Urteil vom 28. Januar 2020
 
 
II. zivilrechtliche Abteilung
 
Besetzung
 
Bundesrichter Herrmann, Präsident,
 
Bundesrichter Marazzi, Schöbi,
 
Gerichtsschreiberin Friedli-Bruggmann.
 
 
Verfahrensbeteiligte
 
A.________,
 
vertreten durch Rechtsanwalt Roland Schaub,
 
Gesuchstellerin,
 
gegen
 
1. B.________,
 
vertreten durch Rechtsanwalt Dr.
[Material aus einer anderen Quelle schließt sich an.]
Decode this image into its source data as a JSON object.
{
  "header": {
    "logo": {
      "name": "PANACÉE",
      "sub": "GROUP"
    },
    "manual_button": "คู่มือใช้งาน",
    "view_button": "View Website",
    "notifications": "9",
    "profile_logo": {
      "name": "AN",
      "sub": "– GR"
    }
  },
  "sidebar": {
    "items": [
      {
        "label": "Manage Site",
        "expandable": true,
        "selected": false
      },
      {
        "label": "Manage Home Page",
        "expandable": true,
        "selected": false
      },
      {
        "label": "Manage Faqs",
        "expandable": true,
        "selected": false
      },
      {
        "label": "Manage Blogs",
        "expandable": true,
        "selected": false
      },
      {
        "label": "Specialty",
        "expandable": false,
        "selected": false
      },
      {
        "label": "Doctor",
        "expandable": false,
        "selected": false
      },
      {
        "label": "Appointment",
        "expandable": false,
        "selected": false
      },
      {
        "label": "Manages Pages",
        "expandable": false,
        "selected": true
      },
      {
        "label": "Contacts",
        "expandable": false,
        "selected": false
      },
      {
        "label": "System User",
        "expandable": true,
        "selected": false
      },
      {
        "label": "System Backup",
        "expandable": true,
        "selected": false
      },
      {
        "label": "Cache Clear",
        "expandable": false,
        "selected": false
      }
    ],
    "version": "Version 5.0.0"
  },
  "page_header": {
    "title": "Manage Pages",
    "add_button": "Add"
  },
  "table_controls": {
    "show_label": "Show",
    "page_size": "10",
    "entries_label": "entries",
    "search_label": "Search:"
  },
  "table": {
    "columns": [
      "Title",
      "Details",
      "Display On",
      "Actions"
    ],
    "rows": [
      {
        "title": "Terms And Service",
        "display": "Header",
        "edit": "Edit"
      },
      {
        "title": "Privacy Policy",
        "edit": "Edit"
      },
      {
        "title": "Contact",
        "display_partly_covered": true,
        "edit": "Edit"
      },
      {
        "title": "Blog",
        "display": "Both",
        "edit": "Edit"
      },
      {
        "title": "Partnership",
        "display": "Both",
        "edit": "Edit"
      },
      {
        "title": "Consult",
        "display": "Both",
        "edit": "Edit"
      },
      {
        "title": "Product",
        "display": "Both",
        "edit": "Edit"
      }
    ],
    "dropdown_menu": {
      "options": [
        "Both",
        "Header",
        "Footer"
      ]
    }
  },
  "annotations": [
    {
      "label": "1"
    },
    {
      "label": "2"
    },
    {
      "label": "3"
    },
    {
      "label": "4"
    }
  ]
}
Christoph Blöchlinger,
 
2. C.________, als Prozessstandschafter für die Erben des D.________ sel.,
 
Gesuchsgegner.
 
Gegenstand
 
Revisionsgesuch gegen das Urteil des Schweizerischen Bundesgerichts 5A_814/2018 vom 5. August 2019.
 
 
Sachverhalt:
 
A. Die rubrizierten Parteien stehen sich in zwei erbrechtlichen Verfahren betreffend einerseits ihren Vater und anderseits ihre Mutter gegenüber. Vorliegend betroffen ist nur das Teilungsverfahren betreffend den mütterlichen Nachlass.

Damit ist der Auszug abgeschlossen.